Geode

Apache Geode is an open-source, in-memory distributed database designed to support transactional applications with the demand for low latency and high concurrency.

Isolation Levels

Read Uncommitted Repeatable Read

Geode supports repeatable read isolation. By default, the transactions are isolated at the thread level. So other threads can't see the changes made by one thread of a transaction until the commit begins. But after the commit begins, in the cache the partial results of the transaction are now visible to threads who visit the changing data, which could lead to dirty reads.

Users can prevent dirty reads and acquire a strict isolation model by setting "-Dgemfire.detectReadConflicts=true".

Storage Architecture

In-Memory

Geode follows the in-memory data grid (IMDG) outline. But it also has a disk store module to deal with data overflow and persistence. With the disk store, users can export data to disk when memory usage becomes too high or to persist data as a backup copy.

Query Interface

Custom API

Geode supports Object Query Language (OQL) to query region data. Although OQL and SQL share many syntactical similarities, they differ a lot, such as OQL doesn't support aggregation functions, it supports querying on complex object graphs, and by default, OQL queries on the value of the region rather than the key, etc.
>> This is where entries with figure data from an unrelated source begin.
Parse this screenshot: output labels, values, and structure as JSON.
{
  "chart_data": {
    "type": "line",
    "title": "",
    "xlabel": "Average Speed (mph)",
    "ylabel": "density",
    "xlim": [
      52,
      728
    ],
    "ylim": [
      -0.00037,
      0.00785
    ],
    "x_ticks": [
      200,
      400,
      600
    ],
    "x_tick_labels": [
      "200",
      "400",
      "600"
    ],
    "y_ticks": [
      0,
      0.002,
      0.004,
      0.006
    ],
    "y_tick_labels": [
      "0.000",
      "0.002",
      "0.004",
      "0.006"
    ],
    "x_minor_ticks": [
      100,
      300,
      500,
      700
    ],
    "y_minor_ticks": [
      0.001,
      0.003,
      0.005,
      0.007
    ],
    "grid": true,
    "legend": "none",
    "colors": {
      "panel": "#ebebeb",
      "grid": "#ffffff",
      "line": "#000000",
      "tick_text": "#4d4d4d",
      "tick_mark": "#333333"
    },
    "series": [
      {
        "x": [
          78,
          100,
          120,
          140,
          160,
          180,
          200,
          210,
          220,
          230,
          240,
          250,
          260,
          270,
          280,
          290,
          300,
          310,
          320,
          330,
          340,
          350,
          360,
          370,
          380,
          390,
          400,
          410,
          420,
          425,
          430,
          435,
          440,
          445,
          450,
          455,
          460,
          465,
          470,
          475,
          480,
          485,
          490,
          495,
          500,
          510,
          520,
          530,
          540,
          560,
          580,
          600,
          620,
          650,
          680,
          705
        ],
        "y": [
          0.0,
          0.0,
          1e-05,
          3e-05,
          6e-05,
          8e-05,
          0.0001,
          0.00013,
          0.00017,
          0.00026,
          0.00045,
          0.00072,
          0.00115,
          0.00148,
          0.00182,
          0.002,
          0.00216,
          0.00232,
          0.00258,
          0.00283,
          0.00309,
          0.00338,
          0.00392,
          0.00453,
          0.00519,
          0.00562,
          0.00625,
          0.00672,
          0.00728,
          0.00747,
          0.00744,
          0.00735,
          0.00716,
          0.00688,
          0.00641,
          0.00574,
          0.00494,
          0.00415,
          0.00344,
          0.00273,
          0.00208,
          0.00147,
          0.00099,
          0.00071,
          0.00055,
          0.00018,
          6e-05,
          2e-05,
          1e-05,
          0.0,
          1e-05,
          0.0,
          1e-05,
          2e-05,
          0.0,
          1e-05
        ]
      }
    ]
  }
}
Geode also supports query index hints to filter on the specified index by add "" at the beginning of the select query.

Foreign Keys

Not Supported

Although Geode doesn't support foreign keys, it provides a similar function called data colocation to store related data entries that have the same ID from different data regions into one single member. For example, the Geode system contains one customer records region and one customer orders region and they are related to each other through the customer.

By using colocation, users can maintain all records and orders information for a customer in a cache of a single member, which will be used by all operations regarding this customer only.

System Architecture

Shared-Nothing

Geode is designed in the shared-nothing architecture in order to have low latency and high concurrency performance.

Compression

Bit Packing / Mostly Encoding

By default, Geode supports Snappy compressor, and users are allowed to use their customized compressor by region. When compression is enabled in a region, all the values in memory will be compressed, and they will be decompressed when they are read from the cache.

Data Model

Key/Value

In a Geode distributed, system, caches are defined as an abstraction that describes the node of the in-memory storage for the data. Each cache contains regions, which data is stored in the form of key-value pairs. So caches are similar to the construct of databases and regions are similar to tables in a relational database.

Concurrency Control

Timestamp Ordering

For a partitioned region, all the updates on a specific key will be routed to the primary Geode member serializable.

For a replicated region, as long as a member hosts the region, it can update the key and propagate it to other members. The consistency is retained by storing the version stamp and the Geode member ID which last updated the entry in each entry of a region. The version stamp will get incremented each time an update for that entry appears. When an update message is received, the Geode member/client will compare the version stamp of the update message to the one in the local cache. If the former one is larger, the member/client will perform the update and update the version stamp information. When the update message has the same version stamp as the local cache, the one with the higher member ID will be kept. The concurrency control of non-replicated regions and client cache is similar to the way in replicated regions.